In the incredible situation of venture capital 2021, the situation improved in the first quarter of 2022.
The latest risk monitoring report released by pitchbook and the National Venture Capital Association stressed that the transactions in the first quarter will enter a “healthy readjustment period”. U.S. venture capital backed companies raised nearly $71 billion in the quarter, down from $95.4 billion in the fourth quarter of last year, while the exit value fell sharply to $33.6 billion.
Even if the economy slows down, the transaction volume in the first quarter of 2022 still exceeds the total amount in the quarter before 2021.
The report points out that rising interest rates, inflation and geopolitical uncertainty are the reasons for the economic slowdown. Another trend is that the market value of newly established venture capital support companies has declined in recent months, which may affect venture capital.

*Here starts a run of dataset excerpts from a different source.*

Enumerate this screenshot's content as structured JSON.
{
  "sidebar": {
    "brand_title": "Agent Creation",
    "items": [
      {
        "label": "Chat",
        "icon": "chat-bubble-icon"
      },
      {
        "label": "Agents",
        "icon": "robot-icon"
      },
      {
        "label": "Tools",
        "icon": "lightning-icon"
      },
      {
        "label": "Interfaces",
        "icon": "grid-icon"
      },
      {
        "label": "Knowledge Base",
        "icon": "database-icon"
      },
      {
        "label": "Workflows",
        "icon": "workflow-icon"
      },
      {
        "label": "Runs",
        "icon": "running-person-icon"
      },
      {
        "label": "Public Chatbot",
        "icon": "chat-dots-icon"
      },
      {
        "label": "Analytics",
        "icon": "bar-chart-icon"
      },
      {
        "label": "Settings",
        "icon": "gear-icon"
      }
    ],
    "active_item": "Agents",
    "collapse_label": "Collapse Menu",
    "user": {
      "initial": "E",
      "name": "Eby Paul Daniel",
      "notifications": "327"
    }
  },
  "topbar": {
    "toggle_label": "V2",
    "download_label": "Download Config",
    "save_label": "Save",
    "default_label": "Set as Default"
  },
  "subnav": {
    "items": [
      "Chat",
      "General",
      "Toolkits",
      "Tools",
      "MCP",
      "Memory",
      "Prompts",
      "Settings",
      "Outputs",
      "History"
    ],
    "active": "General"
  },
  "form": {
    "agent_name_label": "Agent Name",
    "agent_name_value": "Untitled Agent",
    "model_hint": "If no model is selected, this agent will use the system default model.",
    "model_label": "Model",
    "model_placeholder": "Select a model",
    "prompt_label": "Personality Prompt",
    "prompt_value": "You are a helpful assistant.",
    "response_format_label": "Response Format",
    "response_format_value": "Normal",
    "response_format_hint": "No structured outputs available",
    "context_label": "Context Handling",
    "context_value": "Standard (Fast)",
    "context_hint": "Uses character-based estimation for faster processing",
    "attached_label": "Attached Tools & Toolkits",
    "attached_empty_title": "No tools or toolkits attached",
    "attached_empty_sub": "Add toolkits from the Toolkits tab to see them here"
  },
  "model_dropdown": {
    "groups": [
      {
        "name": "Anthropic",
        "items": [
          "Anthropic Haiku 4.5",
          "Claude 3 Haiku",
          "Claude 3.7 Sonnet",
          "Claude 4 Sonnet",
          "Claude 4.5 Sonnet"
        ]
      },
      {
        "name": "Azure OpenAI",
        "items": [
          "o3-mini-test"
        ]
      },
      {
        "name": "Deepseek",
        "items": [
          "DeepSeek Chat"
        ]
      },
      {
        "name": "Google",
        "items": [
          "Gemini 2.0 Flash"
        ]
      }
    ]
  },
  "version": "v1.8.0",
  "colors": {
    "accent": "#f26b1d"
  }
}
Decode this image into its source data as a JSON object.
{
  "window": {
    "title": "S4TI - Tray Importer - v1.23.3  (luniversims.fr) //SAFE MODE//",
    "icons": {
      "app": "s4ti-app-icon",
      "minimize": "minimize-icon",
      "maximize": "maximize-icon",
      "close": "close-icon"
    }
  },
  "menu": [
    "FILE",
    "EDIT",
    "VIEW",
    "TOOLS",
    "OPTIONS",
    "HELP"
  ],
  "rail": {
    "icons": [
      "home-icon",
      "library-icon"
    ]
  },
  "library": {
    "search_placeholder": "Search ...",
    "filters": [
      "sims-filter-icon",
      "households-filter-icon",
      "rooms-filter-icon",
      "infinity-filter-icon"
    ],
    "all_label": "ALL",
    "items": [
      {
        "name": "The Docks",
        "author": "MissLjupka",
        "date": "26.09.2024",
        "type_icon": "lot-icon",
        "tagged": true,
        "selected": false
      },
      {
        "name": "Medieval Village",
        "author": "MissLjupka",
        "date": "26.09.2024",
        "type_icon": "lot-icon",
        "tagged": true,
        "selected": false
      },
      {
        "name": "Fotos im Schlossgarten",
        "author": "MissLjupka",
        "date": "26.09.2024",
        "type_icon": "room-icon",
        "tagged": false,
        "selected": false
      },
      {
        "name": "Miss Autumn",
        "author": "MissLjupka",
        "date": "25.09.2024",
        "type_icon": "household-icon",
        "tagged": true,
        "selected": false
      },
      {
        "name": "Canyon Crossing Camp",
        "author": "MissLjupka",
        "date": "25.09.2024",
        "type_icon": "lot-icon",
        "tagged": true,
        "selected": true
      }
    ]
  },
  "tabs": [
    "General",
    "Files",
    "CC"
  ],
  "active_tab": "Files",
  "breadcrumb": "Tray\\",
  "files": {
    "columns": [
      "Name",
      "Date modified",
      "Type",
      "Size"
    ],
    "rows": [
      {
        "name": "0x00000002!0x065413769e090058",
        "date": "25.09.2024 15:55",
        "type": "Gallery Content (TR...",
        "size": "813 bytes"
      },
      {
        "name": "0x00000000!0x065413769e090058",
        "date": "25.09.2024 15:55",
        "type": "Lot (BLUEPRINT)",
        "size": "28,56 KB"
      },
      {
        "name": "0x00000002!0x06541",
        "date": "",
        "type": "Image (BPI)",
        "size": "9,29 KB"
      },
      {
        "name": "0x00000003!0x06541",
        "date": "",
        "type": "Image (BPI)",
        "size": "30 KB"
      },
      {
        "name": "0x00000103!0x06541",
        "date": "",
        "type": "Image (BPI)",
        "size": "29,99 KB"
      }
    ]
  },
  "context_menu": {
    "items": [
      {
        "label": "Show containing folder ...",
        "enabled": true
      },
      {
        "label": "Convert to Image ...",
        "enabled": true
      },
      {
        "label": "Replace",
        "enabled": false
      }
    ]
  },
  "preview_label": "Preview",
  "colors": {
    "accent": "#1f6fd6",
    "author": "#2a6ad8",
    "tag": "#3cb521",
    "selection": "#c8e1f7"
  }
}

Related report: great entrepreneurial reset: why should founders prepare for lower valuations
In a guest post on geekwire published in January this year, Charles Fitzgerald, a Seattle technology veteran and angel investor, warned the founders that the reset of capital flows and valuations would have a huge impact on start-ups.
But there are some differences between the current environment and the last technology led recession in 2000 and 2001. “Overall, a more robust business model has greater appeal and significantly increased support for portfolio companies – about $230 billion of traditional venture capital in the United States,” Ginger challenge, managing director of JPMorgan Chase commercial banking, said in the report. “Both should buffer any callbacks.”
Seattle area startups raised $1.5 billion in the first quarter through 112 transactions. This figure fell from $2.7 billion of 131 transactions in 2021 quarter to $1.2 billion above $94 in the same period last year.
For fast-growing companies, there are several rounds of major financing, including $248 million from sales software startup highspot and $140 million from e-commerce software startup fabric. New unicorns were born, including seekout and temporary, which reached a $1 billion valuation milestone and joined a growing Unicorn club in Seattle.